Elizabeth F. Churchill
Elizabeth F. Churchill | |
---|---|
Born | Calcutta, India |
Residence | San Francisco, California |
Citizenship | American |
Nationality | British |
Fields |
Human-computer Interaction Cognitive Science Experimental Psychology Artificial Intelligence |
Institutions | eBay |
Alma mater | University of Cambridge |
Doctoral advisor | Richard Young, Thomas Green |
Other academic advisors | Thomas P. Moran |
Known for |
Feminism and HCI, Public and Situated Displays, Embodied Conversational Agents |
Notable awards | ACM Distinguished Scientist |
Elizabeth Frances Churchill is a British American psychologist specializing in human-computer interaction (HCI) and social computing. She is the Executive Vice President of ACM SIGCHI and is the Director of Human Computer Interaction at eBay.
Background
Churchill was born in Calcutta, India and moved to Newcastle upon Tyne in her early childhood. She gained a B.Sc. in Experimental Psychology and a M.S. in Knowledge Based Systems from Sussex University in the United Kingdom where she worked on Soar simulations.[1] After completing a Ph.D. (1994) from the University of Cambridge, she joined University of Nottingham as a Postdoc. In 1997, she moved to California, United States to join FXPAL where she formed and lead their Social Computing Group. In 2004, Churchill joined Palo Alto Research Center (PARC). She joined Yahoo! in 2006 as a Principal Research Scientist where she formed and lead the Internet Experiences Group in the Microeconomics and Social Systems division of Yahoo! Labs. Her group and research was multidisciplinary, addressing the intersection of computer science, cognitive and social psychology, design science, neuroscience, analytics, and anthropology. She is currently Director of Human Computer Interaction for eBay Research Labs in San Jose, CA. In 2009, she was elected as the Executive Vice President of ACM SIGCHI on a joint ballot with Gerrit van der Veer, SIGCHI's president.
Research
Churchill is known for her work on Embodied Conversational Agents and co-edited a [2] book of the same name, an area of HCI which uses computer generated embodied agents together with a model of gesture and facial expression to enable face-to-face speech communication with people. She is also known for her work on public displays and installations.[3] In 2011, she co-edited a special journal issue on Feminism and HCI[4] with Shaowen Bardzell at Indiana University Bloomington.
Academic Work
Churchill has chaired and run the technical program in several top conferences and publishes regularly in top-tier academic journals and conferences in computer science, human-computer interaction, sociology, and related fields. Her work has appeared in various newspapers and magazines around the world including Scientific American[5] and SFGate.[6]
References
- ↑ Churchill, E.F., Young, R.M. (1991). "Modelling Representations of Device Knowledge in Soar". In Steels, Luc, Smith, Barbara. Proceedings of AISB '91. Springer-Verlag.

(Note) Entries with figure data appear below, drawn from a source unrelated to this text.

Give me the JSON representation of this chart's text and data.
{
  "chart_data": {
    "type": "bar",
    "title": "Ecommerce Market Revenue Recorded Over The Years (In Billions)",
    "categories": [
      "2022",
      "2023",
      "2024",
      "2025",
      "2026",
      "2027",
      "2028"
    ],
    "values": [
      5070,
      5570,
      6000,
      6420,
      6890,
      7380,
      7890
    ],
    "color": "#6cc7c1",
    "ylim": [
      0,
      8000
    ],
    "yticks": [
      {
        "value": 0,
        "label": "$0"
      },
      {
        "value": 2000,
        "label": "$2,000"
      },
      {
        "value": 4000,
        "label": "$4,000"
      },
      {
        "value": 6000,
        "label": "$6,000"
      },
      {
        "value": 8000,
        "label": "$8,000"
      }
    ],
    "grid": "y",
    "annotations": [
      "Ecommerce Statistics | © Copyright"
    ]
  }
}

- ↑ Cassell, J., Sullivan J., Prevost, S., Churchill, E. F. (2000). Embodied Conversational Agents. Cambridge, MA, USA: MIT Press.
- ↑ O'Hara, K., Perry, M.,Churchill, E.F., Russell, D. (2003). Public and Situated Displays. Kluwer Academic Publishers.
- ↑ Bardzell, Shaowen, Churchill, Elizabeth F. (September 2011). "Feminism and HCI: New Perspectives". Interacting with Computers 23 (5). doi:10.1016/S0953-5438(11)00089-0.
- ↑ Greenemeier, Larry (September 29, 2010). "Sentiment-sensing software could aid in weeding hostile online comments". Scientific American. Retrieved March 19, 2012.
- ↑ Temple, James (January 11, 2010). "Social science meets computer science at Yahoo". SF Gate. Retrieved March 19, 2012.